LOWELL, Ark. (AP) - A series of ponds being built along Interstate 49 near Lowell aren’t for fishing but rather to protect the blind Ozark cave fish and other sensitive, threatened or endangered creatures living in the Cave Springs recharge area, according to state highway officials.
The basins were developed through consultation with the U.S. Fish and Wildlife Service during an Endangered Species Act consultation process for the I-49 widening project, according to Josh Seagraves, section head over special studies with the Arkansas Highway and Transportation Department. They were also recommended in a later study looking at ways to protect the Cave Springs recharge area, the Northwest Arkansas Democrat-Gazette (https://bit.ly/2kNK97X ) reported.
“A total of seven basins are to be constructed within the portion of the project which lies within the Cave Springs recharge area,” according to Seagraves. “The I-49 corridor is outside of the direct recharge area for Cave Springs but is within the indirect recharge area.”
The Ozark cave fish is a threatened vertebrate inhabiting caves in Arkansas, Oklahoma and Missouri. The highest number of cave fish live in Cave Springs cave, according to Mike Slay, Ozark Karst Program director for The Nature Conservancy of Arkansas. Slay is regarded by peers as one of the foremost experts on cave fish.
Cave fish and cave crawfish are considered indicator species for water quality, a “canary in the coal mine” as it were, because they have to have clean water to survive. Cave fish evolved over time to live in dark conditions, losing both their pigment and eyes, Slay said.
“On March 19, 2015, after a review of the (I-49 widening) project including the storm water detention basin design, the USFWS concurred that the project ‘may affect, but is not likely to adversely affect listed species,’” according to Seagraves.
The Northwest Arkansas Regional Planning Commission later hired Crafton, Tull and Associates to partner with Ozark Underground Laboratory and Wright Water Engineers to study and fill in gaps of missing information from previous studies on the direct and indirect Cave Springs recharge area.
Crafton, Tull and Associates developed the design criteria including the size and locations of the ponds, according to Seagraves.
The Cave Springs recharge area is more than 12,500 acres where Cave Springs, Lowell, Springdale and Rogers come together. The ground underneath is porous karst, which allows water to flow through and form the Cave Springs spring. Developers haven’t built much in the area largely because of concerns about harming the cave fish habitat, but the recharge area contains a lot of prime real estate for westward expansion of the metropolitan area.

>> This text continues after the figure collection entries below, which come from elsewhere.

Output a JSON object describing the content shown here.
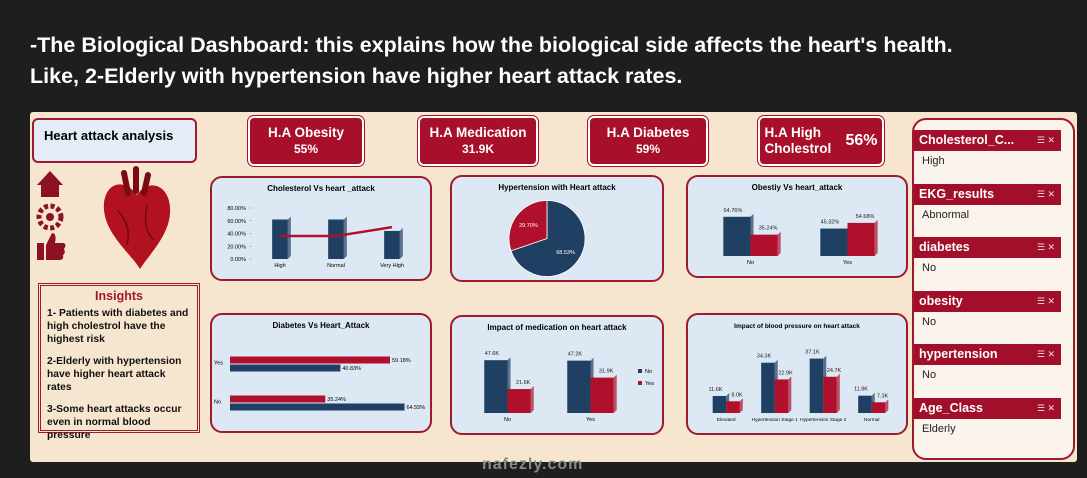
{
  "header": {
    "lines": [
      "-The Biological Dashboard: this explains how the biological side affects the heart's health.",
      "Like, 2-Elderly with hypertension have higher heart attack rates."
    ]
  },
  "dashboard": {
    "title": "Heart attack analysis",
    "kpis": [
      {
        "label": "H.A Obesity",
        "value": "55%"
      },
      {
        "label": "H.A Medication",
        "value": "31.9K"
      },
      {
        "label": "H.A Diabetes",
        "value": "59%"
      },
      {
        "label": "H.A High Cholestrol",
        "value": "56%"
      }
    ],
    "insights": {
      "title": "Insights",
      "items": [
        "1- Patients with diabetes and high cholestrol have the highest risk",
        "2-Elderly with hypertension have higher heart attack rates",
        "3-Some heart attacks occur even in normal blood pressure"
      ]
    },
    "slicers": [
      {
        "title": "Cholesterol_C...",
        "selected": "High"
      },
      {
        "title": "EKG_results",
        "selected": "Abnormal"
      },
      {
        "title": "diabetes",
        "selected": "No"
      },
      {
        "title": "obesity",
        "selected": "No"
      },
      {
        "title": "hypertension",
        "selected": "No"
      },
      {
        "title": "Age_Class",
        "selected": "Elderly"
      }
    ]
  },
  "chart_data": [
    {
      "type": "bar",
      "title": "Cholesterol Vs heart _attack",
      "categories": [
        "High",
        "Normal",
        "Very High"
      ],
      "series": [
        {
          "color": "#1f3f63",
          "values": [
            62,
            62,
            44
          ]
        },
        {
          "type": "line",
          "color": "#b0102c",
          "values": [
            36,
            36,
            50
          ]
        }
      ],
      "ylim": [
        0,
        80
      ],
      "yticks": [
        {
          "value": 0,
          "label": "0.00%"
        },
        {
          "value": 20,
          "label": "20.00%"
        },
        {
          "value": 40,
          "label": "40.00%"
        },
        {
          "value": 60,
          "label": "60.00%"
        },
        {
          "value": 80,
          "label": "80.00%"
        }
      ]
    },
    {
      "type": "pie",
      "title": "Hypertension with Heart attack",
      "values": [
        68.53,
        29.7
      ],
      "value_labels": [
        "68.53%",
        "29.70%"
      ],
      "colors": [
        "#1f3f63",
        "#b0102c"
      ]
    },
    {
      "type": "bar",
      "title": "Obestiy Vs heart_attack",
      "categories": [
        "No",
        "Yes"
      ],
      "series": [
        {
          "color": "#1f3f63",
          "values": [
            64.76,
            45.32
          ],
          "value_labels": [
            "64.76%",
            "45.32%"
          ]
        },
        {
          "color": "#b0102c",
          "values": [
            35.24,
            54.68
          ],
          "value_labels": [
            "35.24%",
            "54.68%"
          ]
        }
      ]
    },
    {
      "type": "hbar",
      "title": "Diabetes Vs Heart_Attack",
      "categories": [
        "Yes",
        "No"
      ],
      "series": [
        {
          "color": "#b0102c",
          "values": [
            59.18,
            35.24
          ],
          "value_labels": [
            "59.18%",
            "35.24%"
          ]
        },
        {
          "color": "#1f3f63",
          "values": [
            40.83,
            64.55
          ],
          "value_labels": [
            "40.83%",
            "64.55%"
          ]
        }
      ]
    },
    {
      "type": "bar",
      "title": "Impact of medication on heart attack",
      "categories": [
        "No",
        "Yes"
      ],
      "series": [
        {
          "name": "No",
          "color": "#1f3f63",
          "values": [
            47600,
            47200
          ],
          "value_labels": [
            "47.6K",
            "47.2K"
          ]
        },
        {
          "name": "Yes",
          "color": "#b0102c",
          "values": [
            21600,
            31900
          ],
          "value_labels": [
            "21.6K",
            "31.9K"
          ]
        }
      ]
    },
    {
      "type": "bar",
      "title": "Impact of blood pressure on heart attack",
      "categories": [
        "Elevated",
        "Hypertension Stage 1",
        "Hypertension Stage 2",
        "Normal"
      ],
      "series": [
        {
          "color": "#1f3f63",
          "values": [
            11600,
            34300,
            37100,
            11800
          ],
          "value_labels": [
            "11.6K",
            "34.3K",
            "37.1K",
            "11.8K"
          ]
        },
        {
          "color": "#b0102c",
          "values": [
            8000,
            22900,
            24700,
            7300
          ],
          "value_labels": [
            "8.0K",
            "22.9K",
            "24.7K",
            "7.3K"
          ]
        }
      ]
    }
  ],
  "watermark": "nafezly.com"
}
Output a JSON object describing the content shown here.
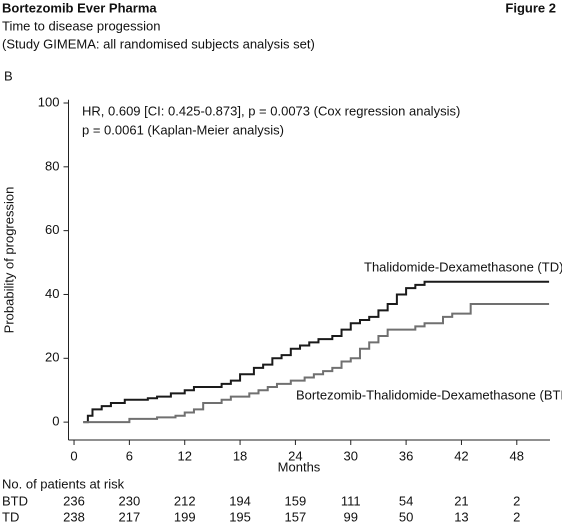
{
  "header": {
    "title": "Bortezomib Ever Pharma",
    "figure": "Figure 2",
    "subtitle": "Time to disease progession",
    "note": "(Study GIMEMA: all randomised subjects analysis set)"
  },
  "chart_data": {
    "type": "step",
    "panel": "B",
    "ylabel": "Probability of progression",
    "xlabel": "Months",
    "annotations": [
      "HR, 0.609 [CI: 0.425-0.873], p = 0.0073 (Cox regression analysis)",
      "p = 0.0061 (Kaplan-Meier analysis)"
    ],
    "xlim": [
      -0.6,
      51.6
    ],
    "ylim": [
      -5.6,
      101
    ],
    "xticks": [
      0,
      6,
      12,
      18,
      24,
      30,
      36,
      42,
      48
    ],
    "yticks": [
      0,
      20,
      40,
      60,
      80,
      100
    ],
    "series": [
      {
        "name": "Thalidomide-Dexamethasone  (TD)",
        "color": "#1a1a1a",
        "x": [
          1,
          1.5,
          2,
          3,
          4,
          5.5,
          8,
          9,
          10.5,
          12,
          13,
          16,
          17,
          18,
          19.5,
          20.5,
          21.5,
          22.5,
          23.5,
          24.5,
          25.5,
          26.5,
          28,
          29,
          30,
          31,
          32,
          33,
          34,
          35,
          36,
          37,
          38,
          51.5
        ],
        "y": [
          0,
          2,
          4,
          5,
          6,
          7,
          7.5,
          8,
          9,
          10,
          11,
          12,
          13,
          15,
          17,
          18,
          20,
          21,
          23,
          24,
          25,
          26,
          27,
          29,
          31,
          32,
          33,
          35,
          37,
          40,
          42,
          43,
          44,
          44
        ]
      },
      {
        "name": "Bortezomib-Thalidomide-Dexamethasone  (BTD)",
        "color": "#707070",
        "x": [
          1,
          6,
          9,
          11,
          12,
          13,
          14,
          16,
          17,
          19,
          20,
          21,
          22,
          23.5,
          25,
          26,
          27,
          28,
          29,
          30,
          31,
          32,
          33,
          34,
          37,
          38,
          40,
          41,
          43,
          51.5
        ],
        "y": [
          0,
          1,
          1.5,
          2,
          3,
          4,
          6,
          7,
          8,
          9,
          10,
          11,
          12,
          13,
          14,
          15,
          16,
          17,
          19,
          20,
          23,
          25,
          27,
          29,
          30,
          31,
          33,
          34,
          37,
          37
        ]
      }
    ],
    "risk_table": {
      "title": "No. of patients at risk",
      "rows": [
        {
          "name": "BTD",
          "values": [
            236,
            230,
            212,
            194,
            159,
            111,
            54,
            21,
            2
          ]
        },
        {
          "name": "TD",
          "values": [
            238,
            217,
            199,
            195,
            157,
            99,
            50,
            13,
            2
          ]
        }
      ]
    }
  }
}
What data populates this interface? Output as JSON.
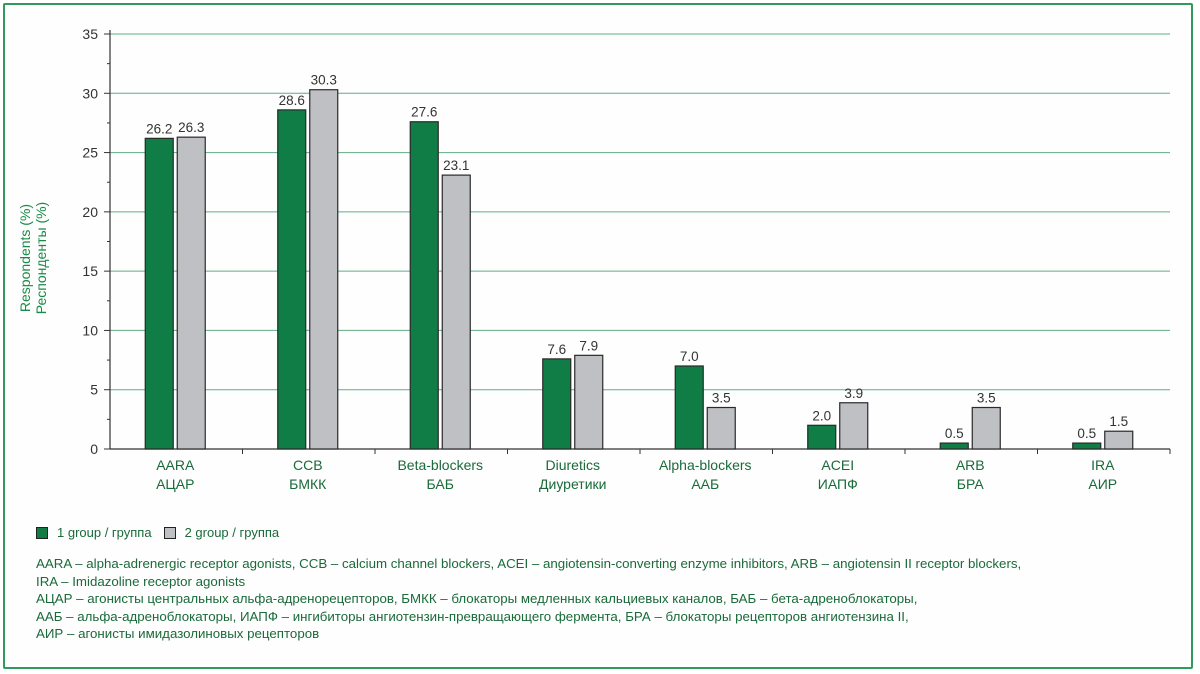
{
  "chart_data": {
    "type": "bar",
    "ylabel_lines": [
      "Respondents (%)",
      "Респонденты (%)"
    ],
    "ylim": [
      0,
      35
    ],
    "yticks": [
      0,
      5,
      10,
      15,
      20,
      25,
      30,
      35
    ],
    "grid": true,
    "legend_position": "bottom-left",
    "categories": [
      [
        "AARA",
        "АЦАР"
      ],
      [
        "CCB",
        "БМКК"
      ],
      [
        "Beta-blockers",
        "БАБ"
      ],
      [
        "Diuretics",
        "Диуретики"
      ],
      [
        "Alpha-blockers",
        "ААБ"
      ],
      [
        "ACEI",
        "ИАПФ"
      ],
      [
        "ARB",
        "БРА"
      ],
      [
        "IRA",
        "АИР"
      ]
    ],
    "series": [
      {
        "name": "1 group / группа",
        "color": "#0f7d45",
        "values": [
          26.2,
          28.6,
          27.6,
          7.6,
          7.0,
          2.0,
          0.5,
          0.5
        ]
      },
      {
        "name": "2 group / группа",
        "color": "#bfc0c4",
        "values": [
          26.3,
          30.3,
          23.1,
          7.9,
          3.5,
          3.9,
          3.5,
          1.5
        ]
      }
    ]
  },
  "colors": {
    "frame": "#2e9b5a",
    "grid": "#5fae83",
    "text_green": "#1a8a4a"
  },
  "notes": [
    "AARA – alpha-adrenergic receptor agonists, CCB – calcium channel blockers, ACEI – angiotensin-converting enzyme inhibitors, ARB – angiotensin II receptor blockers,",
    "IRA – Imidazoline receptor agonists",
    "АЦАР – агонисты центральных альфа-адренорецепторов, БМКК – блокаторы медленных кальциевых каналов, БАБ – бета-адреноблокаторы,",
    "ААБ – альфа-адреноблокаторы, ИАПФ – ингибиторы ангиотензин-превращающего фермента, БРА – блокаторы рецепторов ангиотензина II,",
    "АИР – агонисты имидазолиновых рецепторов"
  ]
}
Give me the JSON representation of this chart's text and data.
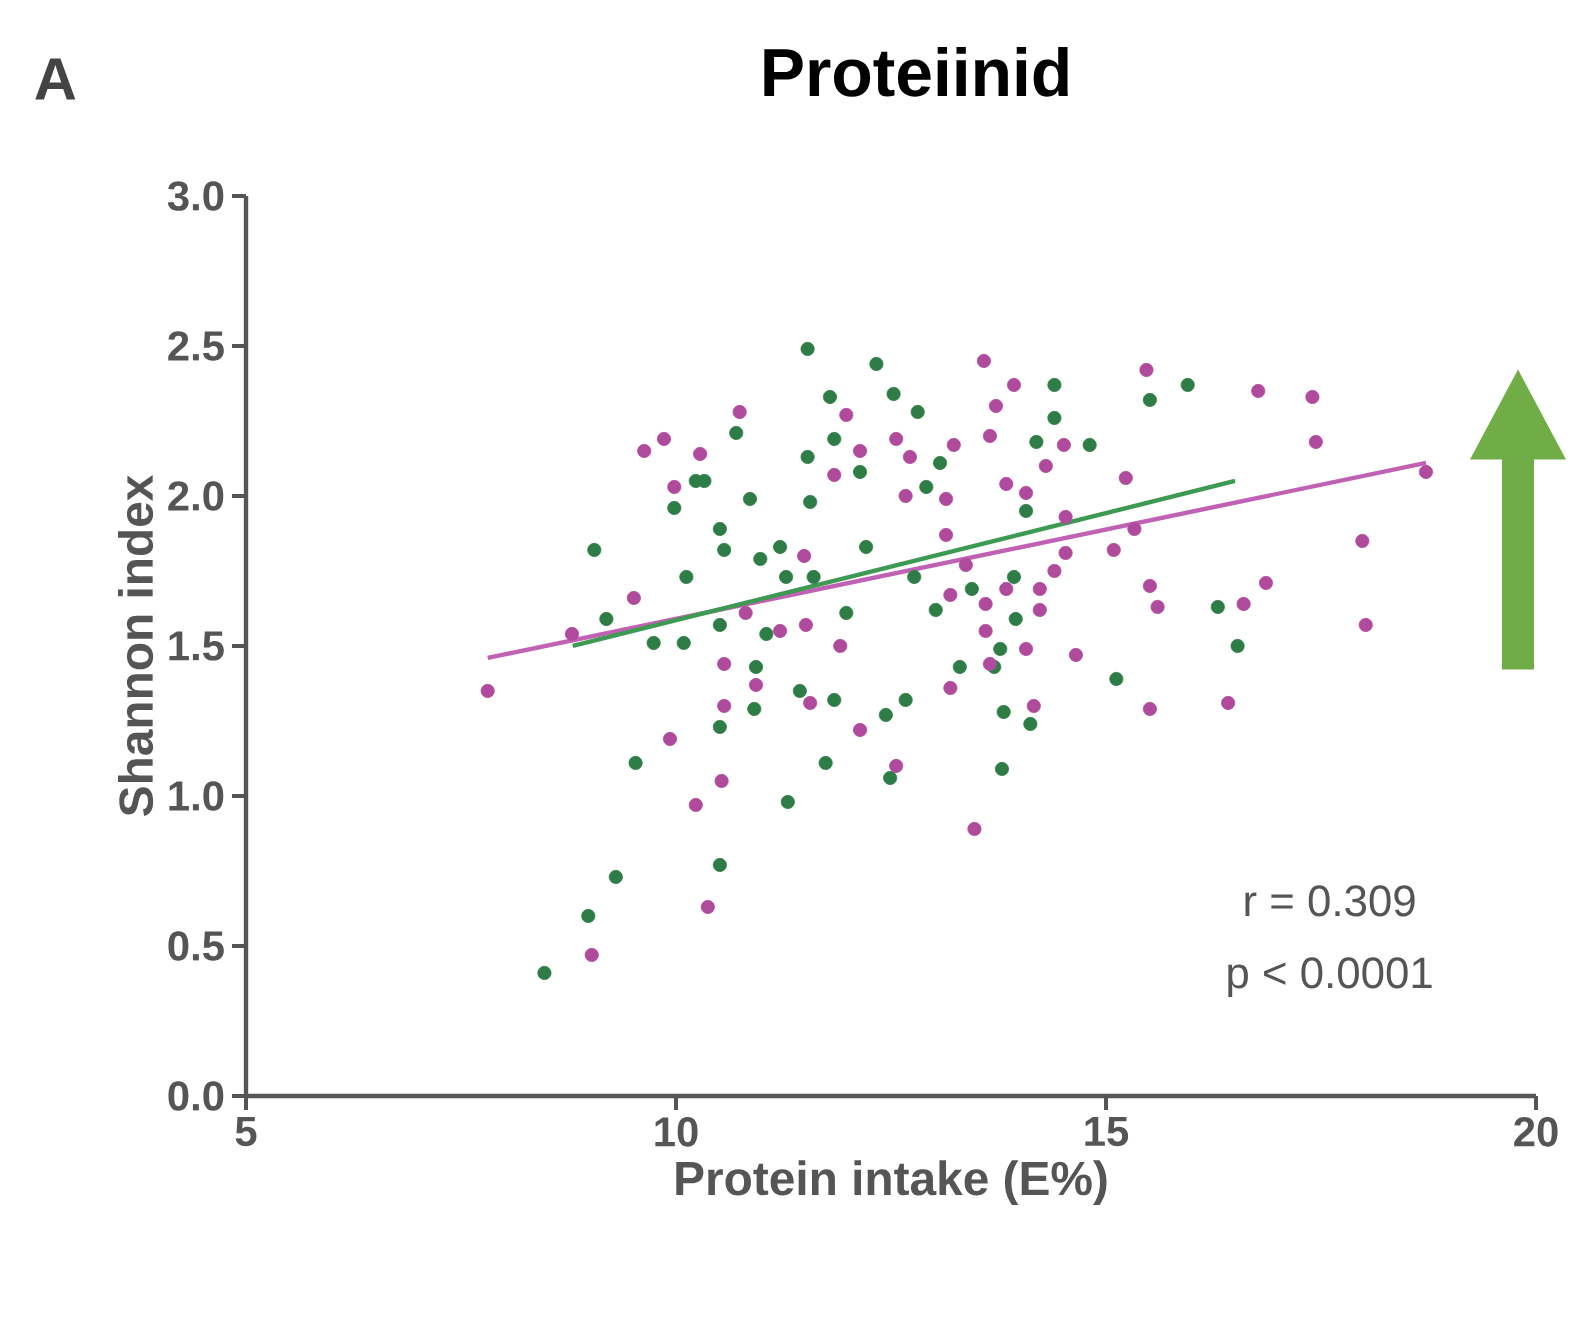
{
  "chart_data": {
    "type": "scatter",
    "title": "Proteiinid",
    "xlabel": "Protein intake (E%)",
    "ylabel": "Shannon index",
    "annotations": [
      "A",
      "r = 0.309",
      "p < 0.0001"
    ],
    "xlim": [
      5,
      20
    ],
    "xticks": [
      5,
      10,
      15,
      20
    ],
    "ylim": [
      0,
      3
    ],
    "yticks": [
      {
        "value": 0,
        "label": "0.0"
      },
      {
        "value": 0.5,
        "label": "0.5"
      },
      {
        "value": 1,
        "label": "1.0"
      },
      {
        "value": 1.5,
        "label": "1.5"
      },
      {
        "value": 2,
        "label": "2.0"
      },
      {
        "value": 2.5,
        "label": "2.5"
      },
      {
        "value": 3,
        "label": "3.0"
      }
    ],
    "marker": "circle",
    "series": [
      {
        "color": "#2f7d46",
        "x": [
          8.47,
          8.98,
          9.3,
          9.53,
          9.05,
          9.98,
          9.19,
          9.74,
          10.09,
          10.12,
          10.23,
          10.33,
          10.7,
          10.86,
          10.51,
          10.56,
          10.51,
          10.51,
          10.51,
          10.91,
          10.93,
          10.98,
          11.05,
          11.21,
          11.28,
          11.3,
          11.44,
          11.53,
          11.53,
          11.56,
          11.6,
          11.74,
          11.79,
          11.84,
          11.84,
          11.98,
          12.14,
          12.21,
          12.33,
          12.44,
          12.49,
          12.53,
          12.67,
          12.77,
          12.81,
          12.91,
          13.02,
          13.07,
          13.3,
          13.44,
          13.7,
          13.77,
          13.79,
          13.81,
          13.93,
          13.95,
          14.07,
          14.12,
          14.19,
          14.4,
          14.4,
          14.81,
          15.12,
          15.51,
          15.95,
          16.3,
          16.53
        ],
        "values": [
          0.41,
          0.6,
          0.73,
          1.11,
          1.82,
          1.96,
          1.59,
          1.51,
          1.51,
          1.73,
          2.05,
          2.05,
          2.21,
          1.99,
          1.89,
          1.82,
          1.57,
          1.23,
          0.77,
          1.29,
          1.43,
          1.79,
          1.54,
          1.83,
          1.73,
          0.98,
          1.35,
          2.49,
          2.13,
          1.98,
          1.73,
          1.11,
          2.33,
          2.19,
          1.32,
          1.61,
          2.08,
          1.83,
          2.44,
          1.27,
          1.06,
          2.34,
          1.32,
          1.73,
          2.28,
          2.03,
          1.62,
          2.11,
          1.43,
          1.69,
          1.43,
          1.49,
          1.09,
          1.28,
          1.73,
          1.59,
          1.95,
          1.24,
          2.18,
          2.37,
          2.26,
          2.17,
          1.39,
          2.32,
          2.37,
          1.63,
          1.5
        ]
      },
      {
        "color": "#b04a9c",
        "x": [
          7.81,
          8.79,
          9.02,
          9.51,
          9.63,
          9.86,
          9.93,
          9.98,
          10.23,
          10.28,
          10.37,
          10.53,
          10.56,
          10.56,
          10.74,
          10.81,
          10.93,
          11.21,
          11.49,
          11.51,
          11.56,
          11.84,
          11.91,
          11.98,
          12.14,
          12.14,
          12.56,
          12.56,
          12.67,
          12.72,
          13.14,
          13.14,
          13.19,
          13.19,
          13.23,
          13.37,
          13.47,
          13.58,
          13.6,
          13.6,
          13.65,
          13.65,
          13.72,
          13.84,
          13.84,
          13.93,
          14.07,
          14.07,
          14.16,
          14.23,
          14.23,
          14.3,
          14.4,
          14.51,
          14.53,
          14.53,
          14.65,
          15.09,
          15.23,
          15.33,
          15.47,
          15.51,
          15.51,
          15.6,
          16.42,
          16.6,
          16.77,
          16.86,
          17.4,
          17.44,
          17.98,
          18.02,
          18.72
        ],
        "values": [
          1.35,
          1.54,
          0.47,
          1.66,
          2.15,
          2.19,
          1.19,
          2.03,
          0.97,
          2.14,
          0.63,
          1.05,
          1.44,
          1.3,
          2.28,
          1.61,
          1.37,
          1.55,
          1.8,
          1.57,
          1.31,
          2.07,
          1.5,
          2.27,
          2.15,
          1.22,
          2.19,
          1.1,
          2.0,
          2.13,
          1.99,
          1.87,
          1.67,
          1.36,
          2.17,
          1.77,
          0.89,
          2.45,
          1.64,
          1.55,
          2.2,
          1.44,
          2.3,
          2.04,
          1.69,
          2.37,
          2.01,
          1.49,
          1.3,
          1.69,
          1.62,
          2.1,
          1.75,
          2.17,
          1.93,
          1.81,
          1.47,
          1.82,
          2.06,
          1.89,
          2.42,
          1.7,
          1.29,
          1.63,
          1.31,
          1.64,
          2.35,
          1.71,
          2.33,
          2.18,
          1.85,
          1.57,
          2.08
        ]
      },
      {
        "type": "line",
        "marker": "none",
        "color": "#c062b4",
        "x": [
          7.81,
          18.72
        ],
        "values": [
          1.46,
          2.11
        ]
      },
      {
        "type": "line",
        "marker": "none",
        "color": "#3d9a52",
        "x": [
          8.8,
          16.5
        ],
        "values": [
          1.5,
          2.05
        ]
      }
    ]
  }
}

The four cities have adopted regulations aimed at protecting the recharge area while allowing the area to develop.
“In karst settings, groundwater is very sensitive to what’s going on on the surface,” said Tom Aley with Ozark Underground Engineers. “Once contaminated water gets in the springs, we can’t do much about it. The only way to effectively take care of groundwater is to protect the water quality on the surface.”
Springs are underwater streams that work like a pipe, allowing water to move from one place to another and occasionally rise to the surface. Water goes in one place and comes out in another. Surface water going in - runoff from rainfall for example - needs to be filtered by plants and soil so the underground spring doesn’t get contaminated.
The recharge area is broken into an indirect area of about 10.6 square miles, or 6,813 acres, and a more critical direct recharge area of about 8.9 square miles, or 5,702 acres. A lot of the direct recharge area immediately around Cave Springs is either developed with residential subdivisions or cannot be developed because of floodplains and steep terrain.
The most critical portion of the direct recharge area is about 1.8 square miles, or 1,167 acres, near the Cave Springs cave where geologic features allow water to go directly into the springs.
The study comes with some recommendations, including the use of buffer areas along sensitive streams and features such as the runoff detention ponds along Interstate 49 and Arkansas 264, piping sewage out of the area and best management practices for development.